BUREAU D'ARBITRAGE DES CHEMINS DE FER DU Canada

CAUSE Nº 3249

entendu à Montréal, le jeudi, le 11 avril 2002

opposant

CANPAR

et

UNITED STEELWORKERS OF AMERICA (LOCAL 1976)
(TRANSPORTATION COMMUNICATIONS UNION)

LITIGE :

Congédiement de Monsieur Sylvain Lamarche.

EXPOSÉ CONJOINT DU CAS :

Le 8 janvier 2002 M. Lamarche a reçu un avis d’entrevue pour « l’incident du 7 janvier dans le camion 877140 pour votre implication des colis ouverts ». Le 9 janvier 2002 M. Lamarche s’est présenté à l’entrevue. Le 18 janvier 2002 M. Lamarche a été congédié.
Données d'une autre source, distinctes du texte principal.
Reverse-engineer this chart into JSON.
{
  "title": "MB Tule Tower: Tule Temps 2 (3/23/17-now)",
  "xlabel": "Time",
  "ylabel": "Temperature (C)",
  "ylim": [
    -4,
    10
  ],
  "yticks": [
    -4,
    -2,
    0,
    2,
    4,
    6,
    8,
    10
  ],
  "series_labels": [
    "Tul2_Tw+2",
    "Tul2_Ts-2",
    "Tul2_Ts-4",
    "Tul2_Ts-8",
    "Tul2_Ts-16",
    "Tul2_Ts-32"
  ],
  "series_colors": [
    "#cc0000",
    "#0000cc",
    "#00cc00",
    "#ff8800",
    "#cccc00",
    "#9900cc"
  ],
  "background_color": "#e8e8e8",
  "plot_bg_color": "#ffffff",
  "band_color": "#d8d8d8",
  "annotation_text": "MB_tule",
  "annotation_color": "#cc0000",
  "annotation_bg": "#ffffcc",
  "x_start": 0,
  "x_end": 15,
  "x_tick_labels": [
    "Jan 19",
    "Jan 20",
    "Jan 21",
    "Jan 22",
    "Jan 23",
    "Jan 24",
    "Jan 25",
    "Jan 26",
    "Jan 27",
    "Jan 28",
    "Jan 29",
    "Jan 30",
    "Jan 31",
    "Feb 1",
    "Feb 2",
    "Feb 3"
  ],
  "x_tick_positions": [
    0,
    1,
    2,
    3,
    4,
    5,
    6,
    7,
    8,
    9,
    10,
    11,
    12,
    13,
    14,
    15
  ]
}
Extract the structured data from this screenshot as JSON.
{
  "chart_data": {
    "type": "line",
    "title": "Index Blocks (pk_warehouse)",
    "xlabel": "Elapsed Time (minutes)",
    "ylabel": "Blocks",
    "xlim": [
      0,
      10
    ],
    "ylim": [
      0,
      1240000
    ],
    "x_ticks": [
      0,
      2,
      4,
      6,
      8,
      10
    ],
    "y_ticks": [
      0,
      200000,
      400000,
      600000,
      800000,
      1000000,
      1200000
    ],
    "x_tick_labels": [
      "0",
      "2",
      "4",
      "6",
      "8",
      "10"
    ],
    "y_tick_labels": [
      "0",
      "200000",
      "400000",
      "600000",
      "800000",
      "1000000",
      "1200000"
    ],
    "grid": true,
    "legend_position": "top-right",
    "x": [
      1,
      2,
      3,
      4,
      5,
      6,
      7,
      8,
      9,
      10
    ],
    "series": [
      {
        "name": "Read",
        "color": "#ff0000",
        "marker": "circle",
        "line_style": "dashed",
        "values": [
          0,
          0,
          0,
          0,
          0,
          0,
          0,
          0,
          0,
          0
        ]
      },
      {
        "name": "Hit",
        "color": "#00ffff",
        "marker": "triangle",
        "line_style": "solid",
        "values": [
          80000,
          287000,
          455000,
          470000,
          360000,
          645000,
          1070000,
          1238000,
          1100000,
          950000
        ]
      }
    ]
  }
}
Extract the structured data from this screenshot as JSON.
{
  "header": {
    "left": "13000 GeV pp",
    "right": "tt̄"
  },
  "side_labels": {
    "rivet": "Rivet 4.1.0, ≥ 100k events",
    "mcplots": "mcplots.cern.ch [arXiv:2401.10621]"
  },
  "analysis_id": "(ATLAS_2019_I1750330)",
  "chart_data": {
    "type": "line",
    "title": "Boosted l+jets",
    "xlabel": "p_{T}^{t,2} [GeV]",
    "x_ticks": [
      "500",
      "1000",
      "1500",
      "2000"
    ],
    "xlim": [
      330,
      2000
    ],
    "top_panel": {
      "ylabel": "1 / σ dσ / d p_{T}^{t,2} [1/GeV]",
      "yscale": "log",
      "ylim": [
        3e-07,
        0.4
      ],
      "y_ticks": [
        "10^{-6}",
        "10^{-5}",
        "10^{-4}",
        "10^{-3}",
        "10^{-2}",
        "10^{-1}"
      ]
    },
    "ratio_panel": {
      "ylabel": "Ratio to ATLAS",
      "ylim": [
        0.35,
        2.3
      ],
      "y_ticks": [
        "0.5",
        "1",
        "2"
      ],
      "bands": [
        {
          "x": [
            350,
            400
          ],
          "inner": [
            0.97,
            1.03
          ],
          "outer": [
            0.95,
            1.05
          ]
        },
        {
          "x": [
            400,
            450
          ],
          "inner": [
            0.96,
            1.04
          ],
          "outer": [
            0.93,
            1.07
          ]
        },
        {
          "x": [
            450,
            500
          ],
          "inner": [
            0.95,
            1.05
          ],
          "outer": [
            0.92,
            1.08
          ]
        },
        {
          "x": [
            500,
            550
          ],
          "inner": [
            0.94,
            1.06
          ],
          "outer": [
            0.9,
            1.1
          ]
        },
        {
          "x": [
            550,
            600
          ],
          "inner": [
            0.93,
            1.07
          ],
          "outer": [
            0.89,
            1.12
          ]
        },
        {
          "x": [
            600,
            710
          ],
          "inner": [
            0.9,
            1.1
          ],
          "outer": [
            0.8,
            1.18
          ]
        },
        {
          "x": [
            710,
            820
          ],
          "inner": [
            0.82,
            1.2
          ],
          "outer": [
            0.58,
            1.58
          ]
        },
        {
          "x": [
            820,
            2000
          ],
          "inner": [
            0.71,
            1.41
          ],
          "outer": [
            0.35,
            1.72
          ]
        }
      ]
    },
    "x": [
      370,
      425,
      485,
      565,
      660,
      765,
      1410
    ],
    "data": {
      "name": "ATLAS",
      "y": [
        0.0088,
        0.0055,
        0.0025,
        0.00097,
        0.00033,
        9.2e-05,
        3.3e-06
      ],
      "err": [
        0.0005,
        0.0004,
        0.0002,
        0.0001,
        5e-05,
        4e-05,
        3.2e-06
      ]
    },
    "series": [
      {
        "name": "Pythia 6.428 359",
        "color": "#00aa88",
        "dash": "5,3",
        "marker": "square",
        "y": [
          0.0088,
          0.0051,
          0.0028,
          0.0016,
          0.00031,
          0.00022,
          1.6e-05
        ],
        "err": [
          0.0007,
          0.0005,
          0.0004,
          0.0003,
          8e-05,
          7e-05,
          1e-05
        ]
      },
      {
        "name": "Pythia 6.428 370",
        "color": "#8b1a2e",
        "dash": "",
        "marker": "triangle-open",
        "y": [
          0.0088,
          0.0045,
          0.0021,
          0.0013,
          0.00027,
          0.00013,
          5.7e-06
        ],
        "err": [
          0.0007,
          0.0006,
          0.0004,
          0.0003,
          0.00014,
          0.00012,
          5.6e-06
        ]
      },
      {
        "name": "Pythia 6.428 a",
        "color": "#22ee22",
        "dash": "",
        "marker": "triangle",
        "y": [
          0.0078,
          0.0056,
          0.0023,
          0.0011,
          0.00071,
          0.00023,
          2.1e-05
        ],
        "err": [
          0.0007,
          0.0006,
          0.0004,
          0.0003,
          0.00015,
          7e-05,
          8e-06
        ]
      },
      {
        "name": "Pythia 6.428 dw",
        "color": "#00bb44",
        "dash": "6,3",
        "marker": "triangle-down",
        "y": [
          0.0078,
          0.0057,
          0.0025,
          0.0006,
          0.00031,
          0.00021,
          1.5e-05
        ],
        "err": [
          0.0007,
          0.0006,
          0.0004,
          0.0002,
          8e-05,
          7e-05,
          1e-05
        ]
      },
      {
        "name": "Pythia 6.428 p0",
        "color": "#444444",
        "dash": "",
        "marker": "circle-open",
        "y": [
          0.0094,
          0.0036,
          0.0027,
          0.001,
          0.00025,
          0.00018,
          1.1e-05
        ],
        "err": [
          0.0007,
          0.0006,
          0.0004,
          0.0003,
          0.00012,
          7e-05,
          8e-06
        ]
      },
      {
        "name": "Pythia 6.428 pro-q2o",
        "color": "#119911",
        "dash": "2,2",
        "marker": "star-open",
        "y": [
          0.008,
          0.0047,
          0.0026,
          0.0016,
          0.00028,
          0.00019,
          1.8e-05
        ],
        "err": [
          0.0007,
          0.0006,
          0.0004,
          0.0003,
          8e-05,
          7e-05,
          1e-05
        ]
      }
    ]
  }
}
Le syndicat a déposé un grief réclamant la réintégration de Monsieur Lamarche avec tout le salaire perdu ainsi que les bénéfices. Le syndicat considère que le congédiement est injuste. Le syndicat considère aussi que la compagnie ne s’est pas déchargée son fardeau de preuve.

La compagnie a refusé le grief.

POUR LE SYNDICAT :                                          POUR LA COMPAGNIE :

(SGN.) D. NEALE                                                      (SGN.) P. D. MACLEOD

PRÉSIDENT GÉNÉRAL                                                                            VICE-PRÉSIDENT – EXPLOITATION

Représentaient la Compagnie :

C. Lecorre                           – Avocat

R. Dupuis                           – Directeur régional, Lachine

N. Nicolai                           – Superviseur

R. Gloutnay                        – Superviseur, Préventions des pertes

Et représentaient le Syndicat :

R. Pagé                               – Permanent Métallos

N. Lapointe                        – Présidente du Local 1976

R. Pichette                          – Représentant syndical, Montréal

S. Lamarche                       – Plaignant


SENTENCE ARBITRALE

Le plaignant, M. Sylvain Lamarche, a été congédié de son emploi comme gareur de camions à l’entrepôt de la compagnie à Montréal, pour tentative de vol.

La preuve établit qu’un des clients de l’employeur, la compagnie Kanuk, fabricant de manteaux d’hiver à Montréal, s’était plaint en décembre 2001 que ses manteaux se faisaient voler pendant qu’ils étaient confiés à la compagnie pour livraison. Comme des boîtes de manteaux avaient été trouvées partiellement dévalisées au moment de leur réception chez des destinataires commerciaux de Kanuk dans plusieurs villes du Québec, la compagnie en est venu à la conclusion qu’en toute probabilité les vols étaient commis aux point central du terminal de Montréal. C’est donc à cet endroit qu’elle a demandé au superviseur à la prévention de pertes, M. Rolland Gloutnay, de faire une surveillance particulière des produits Kanuk qui passaient par le terminal.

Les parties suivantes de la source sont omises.